Number three? Typeface. All websites should use typefaces that are practical, easy to read and simple. No one wants to read some impact or space typeface on a professional page. One of the most popular typefaces in web design right now is Arial. Why? Arial is a sans-serif typeface that’s easy to read, has great proportions, and looks great when used with proper vertical spacing. Bold, italic and oblique typefaces draw attention to important information. Normally links or hyperlinks are easy to find because they are underlined and/or colored differently than the rest of the content. Personally, I really love dotted underlines under links. Use these whenever you feel the need to make something stand out, but don’t get caught up using these too much — overuse can ruin a good thing.

Thanks for reading! I hope that this little post will help you in working for your next client, or just for yourself!

57 Responses to “Choosing the right font for the job!”

1. Damien Says:
April 1st, 2007 at 7:57 pm

I loved the bit about the colors, it is so true.

Great read, thanks.
2. links for 2007-04-02 « Costi’s evansmemo Says:
April 2nd, 2007 at 5:55 am

[…] DesignersMind » Blog Archive » Choosing the right font for the job! 选择好字体对工作的重要.. 大小颜色等等.. (tags: tips 字体 工作) Explore posts in the same categories: Delicious […]
3. jim Says:
April 2nd, 2007 at 6:55 am

stop. measuring. type. in. pixels.

PLEASE!
4. Tim Says:
April 2nd, 2007 at 7:12 am

I disagree. For text that is to be displayed on the screen, PLEASE measure all fonts in pixels. This allows it to be displayed the same size regardless of the DPI setting in the operating system.
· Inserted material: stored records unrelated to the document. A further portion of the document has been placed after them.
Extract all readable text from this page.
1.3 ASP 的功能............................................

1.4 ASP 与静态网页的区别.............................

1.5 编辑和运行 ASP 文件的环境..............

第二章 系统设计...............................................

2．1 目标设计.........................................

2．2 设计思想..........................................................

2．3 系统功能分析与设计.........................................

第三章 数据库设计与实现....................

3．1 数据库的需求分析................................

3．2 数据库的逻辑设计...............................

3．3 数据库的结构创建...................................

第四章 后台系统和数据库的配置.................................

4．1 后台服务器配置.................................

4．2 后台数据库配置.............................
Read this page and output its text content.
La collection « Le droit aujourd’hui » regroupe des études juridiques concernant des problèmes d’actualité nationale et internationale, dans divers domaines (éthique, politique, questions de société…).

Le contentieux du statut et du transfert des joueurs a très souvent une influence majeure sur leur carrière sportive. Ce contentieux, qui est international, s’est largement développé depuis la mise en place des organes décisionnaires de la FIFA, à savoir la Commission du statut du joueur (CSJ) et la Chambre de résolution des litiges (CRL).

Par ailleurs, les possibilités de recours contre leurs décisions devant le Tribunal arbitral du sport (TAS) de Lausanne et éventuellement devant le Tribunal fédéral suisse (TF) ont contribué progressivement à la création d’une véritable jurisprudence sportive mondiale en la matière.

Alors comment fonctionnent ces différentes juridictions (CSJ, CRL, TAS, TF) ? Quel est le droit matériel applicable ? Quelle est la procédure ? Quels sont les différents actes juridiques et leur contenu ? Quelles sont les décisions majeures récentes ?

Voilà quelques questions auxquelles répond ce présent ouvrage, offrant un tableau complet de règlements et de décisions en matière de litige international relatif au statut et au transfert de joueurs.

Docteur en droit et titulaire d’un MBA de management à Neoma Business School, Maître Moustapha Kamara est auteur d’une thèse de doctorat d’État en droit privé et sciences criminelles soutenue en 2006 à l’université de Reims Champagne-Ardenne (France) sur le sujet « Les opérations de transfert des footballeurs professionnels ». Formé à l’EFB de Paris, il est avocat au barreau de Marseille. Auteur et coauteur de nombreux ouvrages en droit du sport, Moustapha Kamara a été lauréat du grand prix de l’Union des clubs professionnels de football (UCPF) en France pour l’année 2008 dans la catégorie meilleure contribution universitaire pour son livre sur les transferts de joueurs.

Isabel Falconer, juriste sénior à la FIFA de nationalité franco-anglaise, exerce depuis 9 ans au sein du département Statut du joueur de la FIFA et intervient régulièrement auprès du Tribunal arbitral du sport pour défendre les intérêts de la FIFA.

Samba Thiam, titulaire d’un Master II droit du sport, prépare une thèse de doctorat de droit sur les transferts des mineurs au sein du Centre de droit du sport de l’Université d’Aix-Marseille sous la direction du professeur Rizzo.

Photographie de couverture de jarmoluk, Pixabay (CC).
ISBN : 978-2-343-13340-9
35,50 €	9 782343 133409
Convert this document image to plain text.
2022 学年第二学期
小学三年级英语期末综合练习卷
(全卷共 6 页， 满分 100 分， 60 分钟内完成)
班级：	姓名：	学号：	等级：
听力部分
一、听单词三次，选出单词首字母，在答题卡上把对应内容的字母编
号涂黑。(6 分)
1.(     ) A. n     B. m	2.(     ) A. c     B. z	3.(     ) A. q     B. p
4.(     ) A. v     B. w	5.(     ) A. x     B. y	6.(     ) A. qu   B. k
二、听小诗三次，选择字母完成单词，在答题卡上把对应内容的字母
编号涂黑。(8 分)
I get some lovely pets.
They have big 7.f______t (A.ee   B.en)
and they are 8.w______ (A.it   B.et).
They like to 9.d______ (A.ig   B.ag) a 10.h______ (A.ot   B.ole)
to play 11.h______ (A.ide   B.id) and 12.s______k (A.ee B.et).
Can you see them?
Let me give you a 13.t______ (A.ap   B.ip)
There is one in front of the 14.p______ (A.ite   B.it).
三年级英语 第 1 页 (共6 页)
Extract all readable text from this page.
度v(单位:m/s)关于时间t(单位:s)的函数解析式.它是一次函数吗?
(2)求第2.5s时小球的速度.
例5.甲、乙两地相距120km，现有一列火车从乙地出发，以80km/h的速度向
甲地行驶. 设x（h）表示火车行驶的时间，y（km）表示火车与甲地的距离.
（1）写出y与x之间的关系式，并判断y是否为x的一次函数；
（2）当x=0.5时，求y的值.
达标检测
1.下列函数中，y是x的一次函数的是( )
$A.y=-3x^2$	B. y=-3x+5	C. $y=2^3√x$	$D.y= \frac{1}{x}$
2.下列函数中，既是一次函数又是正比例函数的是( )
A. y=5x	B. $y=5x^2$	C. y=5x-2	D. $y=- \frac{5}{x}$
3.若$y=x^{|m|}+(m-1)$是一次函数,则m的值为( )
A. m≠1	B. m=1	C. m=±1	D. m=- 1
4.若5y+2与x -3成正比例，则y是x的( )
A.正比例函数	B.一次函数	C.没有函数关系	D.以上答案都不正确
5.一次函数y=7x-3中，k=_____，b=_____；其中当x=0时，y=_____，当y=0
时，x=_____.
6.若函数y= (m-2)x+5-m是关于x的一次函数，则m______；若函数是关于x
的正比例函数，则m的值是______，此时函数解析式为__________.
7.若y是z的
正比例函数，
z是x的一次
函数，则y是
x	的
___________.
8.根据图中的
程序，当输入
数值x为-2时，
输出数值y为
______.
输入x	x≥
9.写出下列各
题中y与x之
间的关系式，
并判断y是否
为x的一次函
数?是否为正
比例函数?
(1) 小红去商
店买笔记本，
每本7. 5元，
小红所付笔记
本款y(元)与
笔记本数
For text that is to be printed, please measure all fonts in points.
5. martoon Says:
April 2nd, 2007 at 7:13 am

Great info, but be careful when choosing a color. The same color can mean different things to different people from different cultures. In the west, white could be used for a wedding, quite effectively. In the east, white could be used for a funeral, quite effectively. Know your audience.
6. 24klogos Says:
April 2nd, 2007 at 7:17 am

Tim, screens (computer screens) measure by PPI (pixels per inch) not DPI. and though the rule of thumb is 72 dots , or pixels fit on one inch. not all moniitors have the same pixel ratio, proportion and run on the same resolution. keeping sized absolute on screen may be a good guideline but its never exact. sizes may even display differently from browser to browser. That being said, yes, for print purposes dots per inch are the standard, though with the new digital presses coming out, we sure will start calling those dots pixels pretty soon.
laters
7. HaHaUK Says:
April 2nd, 2007 at 7:27 am

Sony should have read this before using the various fonts for the PS3 and related advertisement. Especially that hideous Spiderman one.

http://hahauk.com
8. Tim Says:
April 2nd, 2007 at 7:32 am

24klogos, yes I understand that it’s really PPI, but most operating systems call it DPI (Windows included). The problem is that different operating systems use different settings. Windows is 96 PPI by default - a 12 point font is 16 pixels. OS X is 72 PPI by default - a 12 point font is 12 pixels.
9. Choosing the right font for the job! « News Coctail Says:
April 2nd, 2007 at 7:39 am

[…] the right font for the job! Filed under: Uncategorized — recar @ 12:38 pm Choosing the right font for the job! Designers spend a large portion of their work time contemplating the aspects of text and/or font. […]
10. Aidan Says:
April 2nd, 2007 at 7:42 am

Great another print designer article on how to inaccurately choose type for your website. Font sizes should be chosen in percentages based on the base size set for the body element using CSS- not in pixels!
11. tech Says:
April 2nd, 2007 at 7:47 am

can you give some examples?

regards…
12. Alex Says:
April 2nd, 2007 at 7:48 am

Great info for beginners in Web Development and Designers. Sounds like you have some expo under your belt.

Keep on the Great Job.
13. erik Says:
April 2nd, 2007 at 7:48 am

thanks for the tips.
14. Miracle Herbs Says:
April 2nd, 2007 at 7:54 am

Quite a useful Info.
15. Contact Lens For You Says:
April 2nd, 2007 at 7:57 am

Found it Interesting on the Digg.
Well Done….
I wonder why Myspace being the “Worst WebDesign Seen” still rocks the popularity!!!
16. icecoldx2 Says:
April 2nd, 2007 at 8:09 am

does it mean that i digged this article, the title got my attention.. dang..
17. Retired Editor Says:
April 2nd, 2007 at 8:17 am

Readability studies indicate that fonts with serifs (such as Times New Roman or other roman fonts) are easier to read than sans-serif typefaces. We read words by seeing their shapes, and serifs help us to see each word as a unit.
18. Ondra Hosek Says:
April 2nd, 2007 at 8:52 am

I would agree with basically every point except maybe the use of Arial. I’ve grown tired through the years of Arial’s plainness. I’m not saying it’s an ugly font, I’m saying it has been used and overused and I’d rather see less plain but still professional-looking sans-serif fonts like Frutiger at least on paper. (Obviously, Frutiger on the web is a problem due to licensing issues…)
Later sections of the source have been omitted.